I’ve not seen one project successfully transition with minimal knowledge disruption when a team member departs. I think it’s one of the major problems that we have, especially if we’re working as consultants. We have to find better ways to make our clients sponges through the entire life of the project so that we can pour the water to them gently instead of from a fire hose. Some of that responsibility does rest with the client though, and there’s not a lot that we can do to mitigate active unwillingness to constantly transfer knowledge on their parts. If they don’t have the desire or the correct motivations to learn during the project’s live, all we can do is keep pouring the knowledge to them and let them do with it what they choose.
I know some of you are thinking that knowledge transfer problems can be mitigated by creating a lot of documentation or transition papers. I say that it doesn’t work. Every time I’ve arrived onto a project that has claimed to have these documents, they have been woefully inadequate. Worse yet, many were flat out incorrect. Writing transition knowledge into a persistent state means that you have to continually update it to ensure that it’s current state is correct. Development teams are not prone to doing such tasks if they don’t see any immediate, or very near, benefit from it. That would indicate that writing transition documents at the last possible moment would be something that a developer would be willing to do, and that’s true. But leaving the creation of this type of document until the last moment is like trying to write a book about your project during the two week period between when you’ve given your notice and you depart. There just isn’t the time to do justice to all of the information that will need to be collected, organized and transcribed.

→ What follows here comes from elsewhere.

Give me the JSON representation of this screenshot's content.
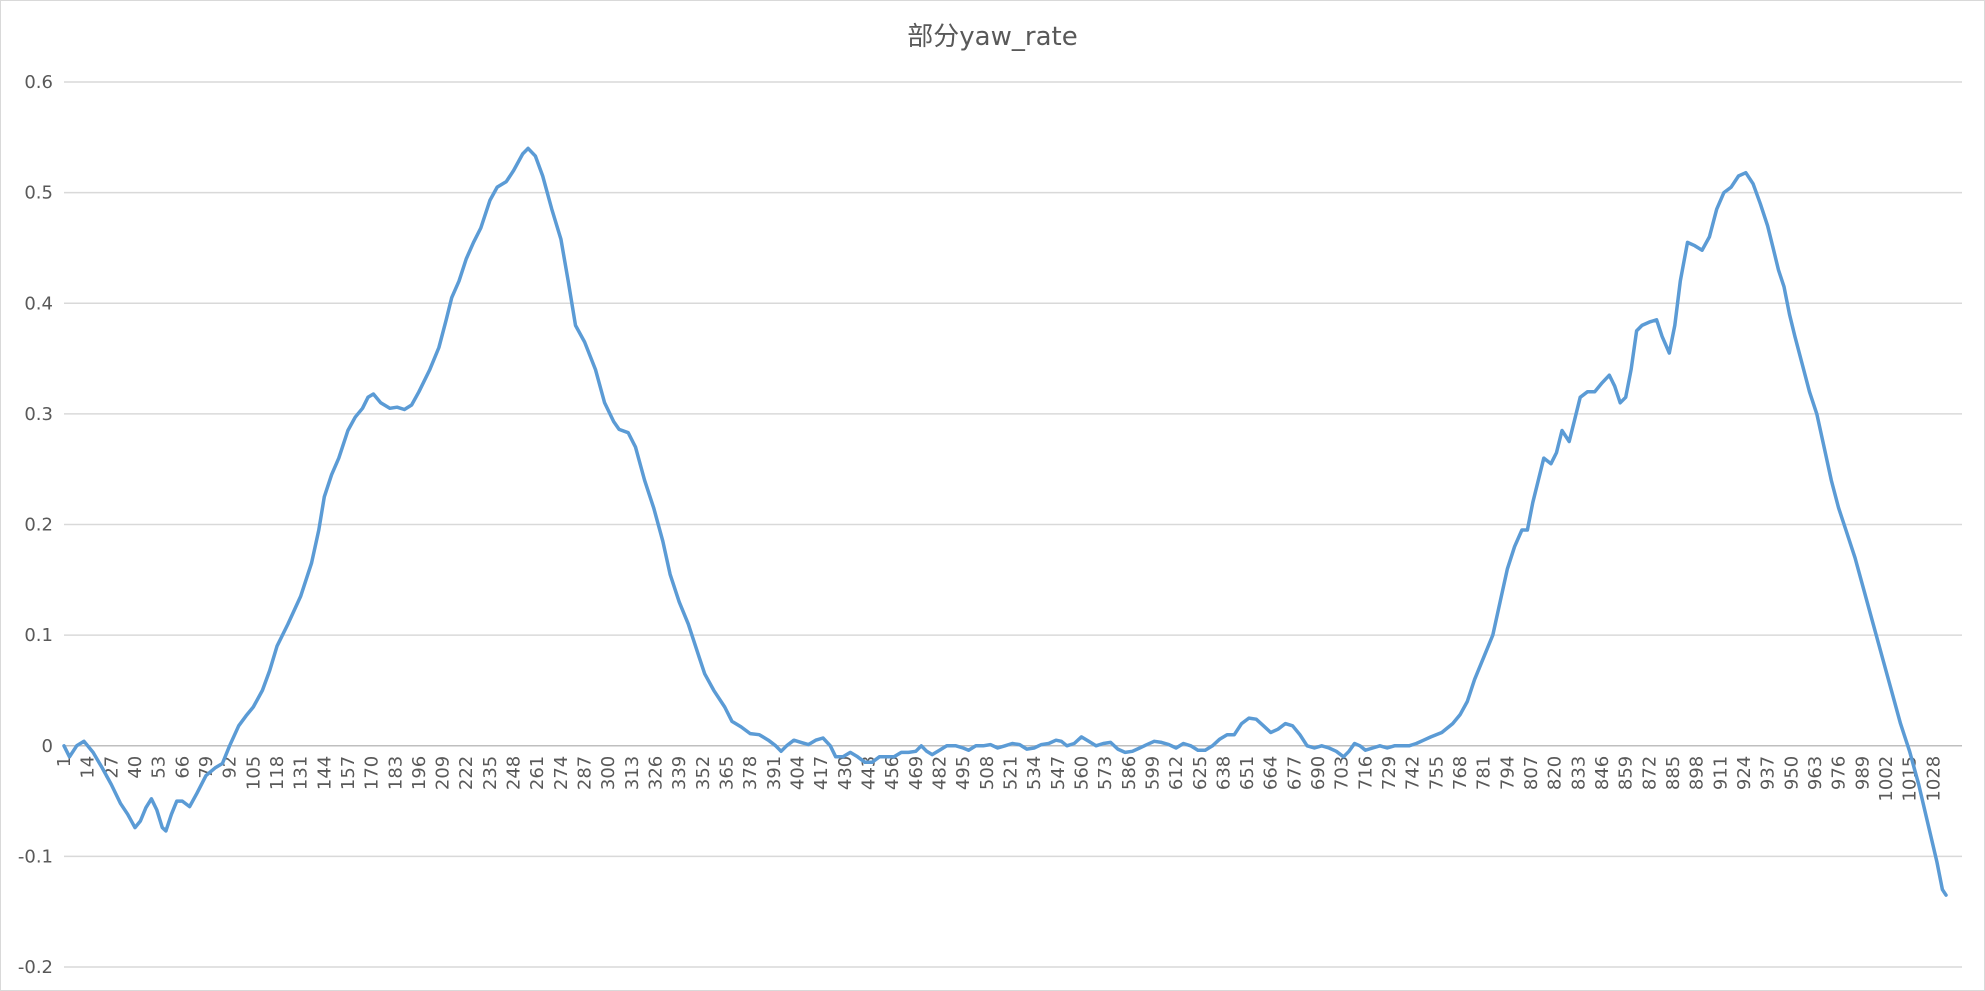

The only answer that I have for this is pushing the client to actively participate along the way. Don’t just say “We’re using nAnt to do our build scripts.” Say that plus put the responsibility for changing, maintaining and enhancing the build scripts into their hands very early on. This allows you to mentor them through the process of learning and absorbing the information that they will need to succeed in your absence. If they consistently push back at you that you should be doing it all since you know it best, you have to push back. If they can’t see why you’re forcing the learning experience on them, then you have to leave them to their own devices when the time comes. You can’t bear much responsibility for the success, or failure, of a project after you have left it. All you can do is work hard to set it up to succeed when that time comes.